I'm one of those who willingly retreats for whole days into the sanctuary of your head. My kids won't allow me to stay there that long, though. I am thankful for it.
Me: Who are your biggest influences?
Court: Among the dead: Hem, for being source of nearly everything. I haven't read him actively in years, but can still quote whole paragraphs from memory. Faulkner, for showing me how language can be pushed its utmost extremes and still tell a story. And Nabokov, for being an absolutely inimitable exemplar of what beauty looks like on the page.
Among the living, I was thrown for a loop last year when I read everything Scott Wolven wrote. That guy has inherited the mantle of Hem and cross-pollinated it with some Cormac McCarthy and Leonard Elmore ("If it sounds like writing, I rewrite it"), resurrected the muscle and guts to heartbreak and noir. A couple of favorites of his you can find online:
"Everything Tastes Like Whiskey"
"News About Yourself"
Will Christopher Baer's vastly underrated Kiss Me, Judas also showed me some of the lyrical possibilities inherent in "genre" fiction. Same with Daniel Woodrell.
I'm also a devoted student of Lorrie Moore. She's heartbreakingly funny.
Me: Who’s writing the killer fiction these days? Who will history remember?
Scott Wolven, for sure.
And there's Frank Bill. This guy is a true original. I can't peg his literary genealogy. I'm not sure he has one. He's got a book out now; here's a couple great ones online:
"Tweakers"
"The Need"
Brad Watson, who lives down the road from me in Laramie, is writing short stories as well as anyone living.

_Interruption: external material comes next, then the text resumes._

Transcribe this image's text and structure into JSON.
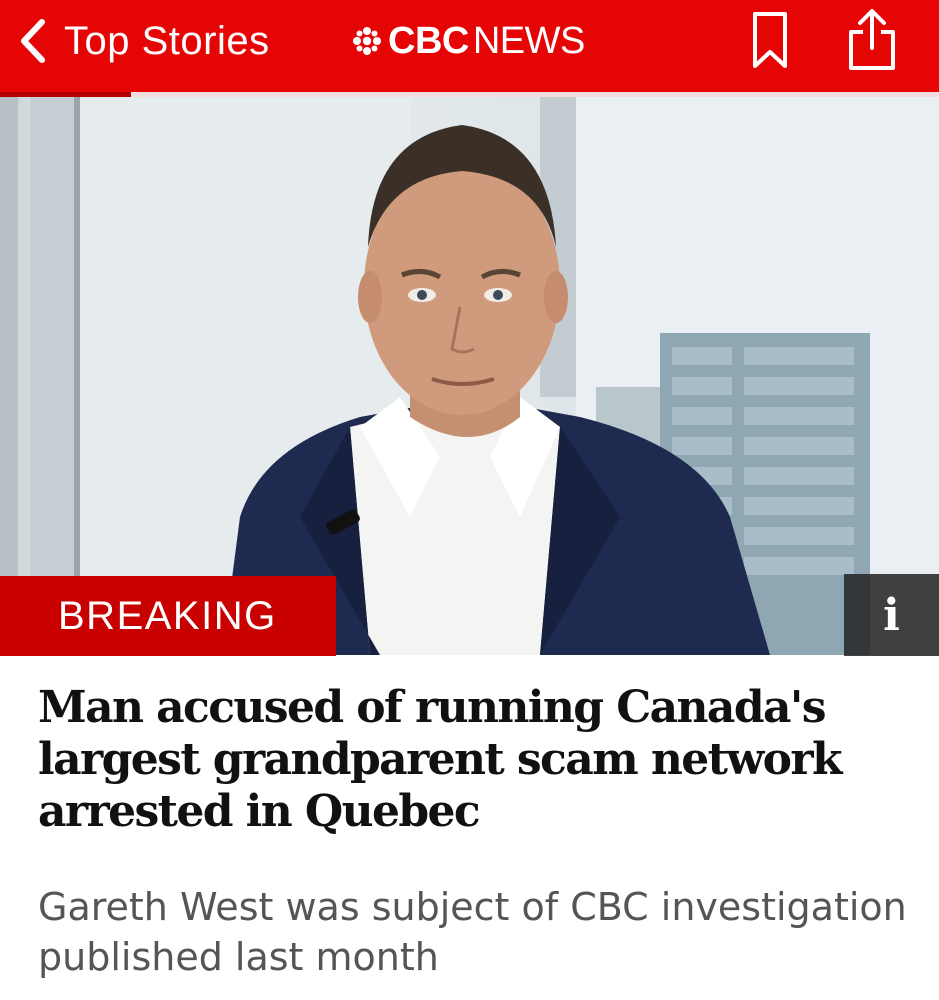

Roxane Gay is doing some really really fascinating things with the short story form. She's on her way to great things, I'm sure of it. Check out the use of Venn diagrams in this one: "Between Things"
Other writers I follow around the internet are Brad Green, Matthew C. Funk, David James Keaton, Marc Horne, Paolo Bacigalupi, Stephen Graham Jones, Keith Rawson, David Cranmer, Rion Amilcar Scott, Tamara Linse, and Rusty Barnes.
No idea who history will remember; I'd like folks to think will be reading Controlled Burn, by Scott Wolven, but more than likely it will be something by George RR Martin on account of his selling a bajillion copies.
Me: What are you working on now/next?
Court: I have four short stories to finish - three crime-ish, one science fictionish - and then I really want to get back to this novel I started more than a year ago. I have one chapter and a whole lot of research done. Now I just need to devote my early mornings to finishing the damn thing.
It is going to be a fantasy novel set in a time and place that, so far as I know, is as yet unmined by literary fortune-seekers. That's all I can
3 comments:
You're an interesting fella, Court. I absolutely loved Scott Wolven's story in the Crimefactory antho and now you've reminded me to go check out more of his work.
Thanks! He is an interesting fella.
Thanks, guys! I do my best.
Chris, get Controlled Burn by Scott Wolven. Just about the best collection of short stories I'd read in years.